A slight misquotation, but perhaps of significance in these careful formulations.
In The Assayer, Galileo wrote, "Philosophy is written in this grand book, the universe, which stands continually open to our gaze. But the book cannot be understood unless one learns to comprehend the language and read the letters in which it is composed. It is written in the language of mathematics ... "
Regarding mathematics itself, Galileo seemed to have the Platonic view, that mathematics concerned itself with an abstract reality distinct from material reality. Pope Benedict is careful to say that mathematics is an "invention of our human intellect."
Near the end of "The First Day" in The Dialogues Concerning the Two Chief World Systems, Salviati expands on this theme. Regarding mathematical propostions he says, "... I say that the human intellect does understand some of them perfectly, and thus in these it has as much certainty as Nature itself has. Of such are the mathematical sciences alone; that is geometry and arithmetic, in which the Divine intellect indeed knows infinitely more propositions, since it knows all. But with regard to those few which the human intellect does understand, I believe that its knowledge equals the Divine in objective certainty ..."
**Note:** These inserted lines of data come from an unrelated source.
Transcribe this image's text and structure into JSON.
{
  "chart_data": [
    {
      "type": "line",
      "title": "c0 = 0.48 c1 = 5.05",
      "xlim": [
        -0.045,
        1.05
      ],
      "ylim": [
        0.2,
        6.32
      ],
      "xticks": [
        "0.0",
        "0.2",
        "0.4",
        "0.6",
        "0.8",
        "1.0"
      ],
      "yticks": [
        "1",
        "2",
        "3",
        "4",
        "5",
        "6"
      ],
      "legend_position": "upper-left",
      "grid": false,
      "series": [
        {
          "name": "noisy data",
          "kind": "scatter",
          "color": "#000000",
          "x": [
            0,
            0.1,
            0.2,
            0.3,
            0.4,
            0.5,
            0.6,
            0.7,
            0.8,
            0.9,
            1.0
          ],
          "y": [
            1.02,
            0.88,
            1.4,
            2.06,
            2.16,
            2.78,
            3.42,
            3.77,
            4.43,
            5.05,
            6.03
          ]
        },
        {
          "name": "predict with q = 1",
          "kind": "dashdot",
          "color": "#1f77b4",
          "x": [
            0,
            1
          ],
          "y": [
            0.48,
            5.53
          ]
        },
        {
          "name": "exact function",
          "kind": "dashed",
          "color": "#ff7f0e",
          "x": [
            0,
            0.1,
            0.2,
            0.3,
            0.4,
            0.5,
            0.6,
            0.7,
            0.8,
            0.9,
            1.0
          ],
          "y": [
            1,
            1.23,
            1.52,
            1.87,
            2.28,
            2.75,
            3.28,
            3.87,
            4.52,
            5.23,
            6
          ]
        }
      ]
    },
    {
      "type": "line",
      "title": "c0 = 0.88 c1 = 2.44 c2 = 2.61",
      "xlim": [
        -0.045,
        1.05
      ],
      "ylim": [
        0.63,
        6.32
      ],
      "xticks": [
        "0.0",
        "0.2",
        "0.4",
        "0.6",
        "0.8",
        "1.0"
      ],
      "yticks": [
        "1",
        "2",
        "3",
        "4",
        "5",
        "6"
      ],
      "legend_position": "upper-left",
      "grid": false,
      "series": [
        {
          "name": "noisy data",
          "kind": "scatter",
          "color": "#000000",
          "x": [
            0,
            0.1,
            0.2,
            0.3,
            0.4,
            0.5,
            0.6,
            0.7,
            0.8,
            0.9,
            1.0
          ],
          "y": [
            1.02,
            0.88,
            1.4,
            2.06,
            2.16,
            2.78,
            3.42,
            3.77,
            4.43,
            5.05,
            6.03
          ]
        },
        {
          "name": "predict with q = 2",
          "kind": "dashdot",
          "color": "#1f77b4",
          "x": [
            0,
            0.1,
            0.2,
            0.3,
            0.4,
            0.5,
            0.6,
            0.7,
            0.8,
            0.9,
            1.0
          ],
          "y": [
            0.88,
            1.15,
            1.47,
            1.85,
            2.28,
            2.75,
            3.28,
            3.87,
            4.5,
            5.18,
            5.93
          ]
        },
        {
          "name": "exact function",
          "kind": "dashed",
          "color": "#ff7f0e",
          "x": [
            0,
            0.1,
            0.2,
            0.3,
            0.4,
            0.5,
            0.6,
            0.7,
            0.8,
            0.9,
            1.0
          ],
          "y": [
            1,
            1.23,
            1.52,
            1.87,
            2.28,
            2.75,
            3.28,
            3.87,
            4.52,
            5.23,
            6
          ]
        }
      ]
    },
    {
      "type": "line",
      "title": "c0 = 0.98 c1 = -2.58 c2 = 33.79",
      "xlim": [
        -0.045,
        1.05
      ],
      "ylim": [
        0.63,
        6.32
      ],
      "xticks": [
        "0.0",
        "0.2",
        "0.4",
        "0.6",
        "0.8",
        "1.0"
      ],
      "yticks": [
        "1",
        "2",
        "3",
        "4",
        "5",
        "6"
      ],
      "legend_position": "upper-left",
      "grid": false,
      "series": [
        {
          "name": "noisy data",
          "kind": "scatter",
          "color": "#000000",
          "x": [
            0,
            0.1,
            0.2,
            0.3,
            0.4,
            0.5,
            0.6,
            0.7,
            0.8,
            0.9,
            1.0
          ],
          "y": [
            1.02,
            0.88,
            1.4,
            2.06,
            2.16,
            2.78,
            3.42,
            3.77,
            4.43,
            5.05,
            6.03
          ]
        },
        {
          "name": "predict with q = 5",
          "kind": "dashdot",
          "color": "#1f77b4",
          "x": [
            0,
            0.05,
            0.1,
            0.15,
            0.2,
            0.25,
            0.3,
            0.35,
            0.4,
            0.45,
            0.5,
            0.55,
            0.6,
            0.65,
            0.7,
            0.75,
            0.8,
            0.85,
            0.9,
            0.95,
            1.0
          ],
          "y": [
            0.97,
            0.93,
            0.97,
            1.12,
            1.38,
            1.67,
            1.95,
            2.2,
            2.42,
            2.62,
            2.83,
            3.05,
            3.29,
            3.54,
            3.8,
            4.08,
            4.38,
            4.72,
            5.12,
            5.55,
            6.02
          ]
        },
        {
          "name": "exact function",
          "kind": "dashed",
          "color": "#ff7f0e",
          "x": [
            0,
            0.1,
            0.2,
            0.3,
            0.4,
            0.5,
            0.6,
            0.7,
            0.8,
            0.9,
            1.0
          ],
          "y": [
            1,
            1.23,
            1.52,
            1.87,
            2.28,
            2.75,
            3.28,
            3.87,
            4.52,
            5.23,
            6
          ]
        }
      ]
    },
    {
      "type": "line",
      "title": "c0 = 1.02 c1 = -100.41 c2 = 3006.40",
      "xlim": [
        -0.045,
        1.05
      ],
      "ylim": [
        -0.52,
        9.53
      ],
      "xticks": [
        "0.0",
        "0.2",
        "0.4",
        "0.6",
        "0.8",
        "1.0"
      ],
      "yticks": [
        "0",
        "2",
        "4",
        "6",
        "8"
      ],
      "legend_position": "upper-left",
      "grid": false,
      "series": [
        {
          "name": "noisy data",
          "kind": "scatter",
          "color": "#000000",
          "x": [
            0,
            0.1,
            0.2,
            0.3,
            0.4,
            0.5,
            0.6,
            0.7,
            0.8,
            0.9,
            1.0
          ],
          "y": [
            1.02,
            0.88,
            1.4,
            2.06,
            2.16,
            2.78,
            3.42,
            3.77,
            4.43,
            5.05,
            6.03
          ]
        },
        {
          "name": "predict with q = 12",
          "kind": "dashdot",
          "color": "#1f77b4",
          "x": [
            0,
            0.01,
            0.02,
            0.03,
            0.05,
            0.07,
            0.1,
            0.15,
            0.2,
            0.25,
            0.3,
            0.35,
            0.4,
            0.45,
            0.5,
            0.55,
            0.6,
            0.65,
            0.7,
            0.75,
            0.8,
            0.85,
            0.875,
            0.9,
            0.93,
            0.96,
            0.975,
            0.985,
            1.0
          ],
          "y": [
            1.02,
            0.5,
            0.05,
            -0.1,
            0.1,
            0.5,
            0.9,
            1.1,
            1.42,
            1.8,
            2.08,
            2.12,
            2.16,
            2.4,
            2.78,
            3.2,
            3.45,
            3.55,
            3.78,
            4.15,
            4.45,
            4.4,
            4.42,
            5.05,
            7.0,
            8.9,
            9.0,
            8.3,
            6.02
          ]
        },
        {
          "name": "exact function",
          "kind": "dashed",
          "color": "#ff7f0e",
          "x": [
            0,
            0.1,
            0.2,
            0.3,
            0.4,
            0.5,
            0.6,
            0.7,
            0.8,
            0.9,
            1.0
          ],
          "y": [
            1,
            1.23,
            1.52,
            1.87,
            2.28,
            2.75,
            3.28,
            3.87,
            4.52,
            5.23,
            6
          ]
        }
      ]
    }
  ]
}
In a footnote, Stillman Drake notes that this passage was cited as representing one of eight points offensive to the Church - "6. That he asserted some equality between the Divine and the human mind in geometrical matters."
So it would seem that we might still feel a little frisson when we read "the great Galileo".
Without making too much of it, I perceive some equality between human and angelic intelligence in geometric matters.